ID :
30867
Tue, 11/18/2008 - 17:22
Auther :

EDITORIAL from the Korea Times on Nov. 18) -- Removing economic tumors: Corporate restructuring should be fair, clear and swift

Now that Korea Inc. has all but escaped from a financial crisis, Seoul is about to treat the economy's most badly affected parts.

This week, the government begins to receive applications for liquidity support
from financially-pinched construction firms and savings banks, which have
combined to emerge as another time bomb in national economy through their
numerous ``project financing'' loans gone sour totaling dozens of billions of
dollars.
At stake is how to "discern gems from pebbles," by discriminating in favor of
viable firms from nonviable ones. One criterion should be whether the builders
are soundly managed firms suffering temporary cash flow problems or are
chronically debt-stricken ones with poor risk management. The "life-or-death"
decision should also be linked to the applicants' self-help efforts by, for
instance, trimming organization, cutting executive pay and selling off assets.
First, the government's ad-hoc restructuring agency ought to make public these
and other principles to prevent controversy over clear criteria and ensure
administrative transparency. Second, it should be fair in implementing the
principles without allowing exceptions on political considerations. Third, the
restructuring process should be made swiftly before the ailments spread to other
parts of the economy.
If Seoul fails to stick to these principles, the whole restructuring effort will
end up as just another huge waste of taxpayer money on prolonging the lives of
marginal firms that should have been let go far earlier, while encouraging only
moral hazard among others.
The Lee Myung-bak administration is especially urged to shake off its temptation
to stimulate the sluggish economy by stoking another construction boom in this
regard.
Three factors will likely deter smooth corporate restructuring; whether the
current Korean economy is strong enough to stand a major surgical operation; how
to repel tenacious lobbying; and what countermeasures are in store for the
resultant mass layoffs.
True, there are some risks in conducting industrial reform, as there are few
overseas helpers for the Korean economy amid the global economic slump.
Considering a cancer does not automatically disappear, however, the earlier the
treatment, the better.

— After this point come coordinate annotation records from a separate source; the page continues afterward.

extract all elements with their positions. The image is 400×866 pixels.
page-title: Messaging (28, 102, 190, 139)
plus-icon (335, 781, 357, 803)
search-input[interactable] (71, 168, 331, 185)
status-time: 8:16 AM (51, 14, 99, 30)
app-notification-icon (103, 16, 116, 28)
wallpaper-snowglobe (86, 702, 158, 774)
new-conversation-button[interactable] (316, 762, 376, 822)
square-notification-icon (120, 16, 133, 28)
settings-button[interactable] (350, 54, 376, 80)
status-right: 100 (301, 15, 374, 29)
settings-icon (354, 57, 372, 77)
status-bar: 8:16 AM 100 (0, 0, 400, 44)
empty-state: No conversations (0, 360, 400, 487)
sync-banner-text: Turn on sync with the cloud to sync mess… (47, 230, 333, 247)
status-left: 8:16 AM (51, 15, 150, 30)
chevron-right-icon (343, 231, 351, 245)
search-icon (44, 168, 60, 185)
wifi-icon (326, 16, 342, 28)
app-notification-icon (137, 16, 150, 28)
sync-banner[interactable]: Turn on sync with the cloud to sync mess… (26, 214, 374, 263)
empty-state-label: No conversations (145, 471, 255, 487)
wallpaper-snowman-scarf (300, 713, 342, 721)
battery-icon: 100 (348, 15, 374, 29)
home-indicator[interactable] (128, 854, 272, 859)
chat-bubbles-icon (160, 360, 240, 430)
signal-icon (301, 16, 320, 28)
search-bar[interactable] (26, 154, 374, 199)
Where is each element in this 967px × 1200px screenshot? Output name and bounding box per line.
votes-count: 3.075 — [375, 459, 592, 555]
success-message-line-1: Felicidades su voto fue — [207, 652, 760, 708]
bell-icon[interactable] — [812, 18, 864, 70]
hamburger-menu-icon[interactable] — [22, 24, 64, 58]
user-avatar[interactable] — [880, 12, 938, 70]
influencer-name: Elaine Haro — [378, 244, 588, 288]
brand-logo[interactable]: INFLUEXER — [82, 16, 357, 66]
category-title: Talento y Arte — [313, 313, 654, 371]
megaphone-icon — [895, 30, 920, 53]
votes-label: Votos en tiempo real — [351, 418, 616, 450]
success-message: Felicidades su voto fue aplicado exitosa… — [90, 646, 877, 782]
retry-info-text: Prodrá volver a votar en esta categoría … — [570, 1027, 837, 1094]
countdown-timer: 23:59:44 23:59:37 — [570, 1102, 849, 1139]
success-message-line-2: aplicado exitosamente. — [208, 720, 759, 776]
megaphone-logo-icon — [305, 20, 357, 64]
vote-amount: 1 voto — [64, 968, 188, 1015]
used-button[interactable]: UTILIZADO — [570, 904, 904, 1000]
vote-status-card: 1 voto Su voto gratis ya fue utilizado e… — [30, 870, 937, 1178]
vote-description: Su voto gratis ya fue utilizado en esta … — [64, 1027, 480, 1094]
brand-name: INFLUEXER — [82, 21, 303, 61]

With respect to lobbying, the National Assembly should
operate a watchdog on financial authorities' activities. There are reports even
some hire-purchase finance companies affiliated with family-controlled
conglomerates are going all out to get the government's liquidity support.
Most difficult will be how to deal with the newly unemployed, the biggest victims
of the scheduled restructuring. This is why any major restructuring should
accompany the expansion of social safety nets.
Some private economists say Korea has never completely got out of the Asian
financial crisis of a decade ago. One has to look no further than an increasing
number of homeless people wandering around inner cities, dropouts from fierce
competition for survival resulting from bankruptcies and dismissals. The
emergence of the working poor and income polarization are also economic and
social phenomenon that came after the 1997-98 economic crisis.
The Lee administration should follow global trends of extending a helping hand to
these marginalized people by raising taxes, particularly on the wealthy. The
current move toward abolishing the comprehensive real estate tax, however, shows
the government is doing exactly the opposite of most other governments.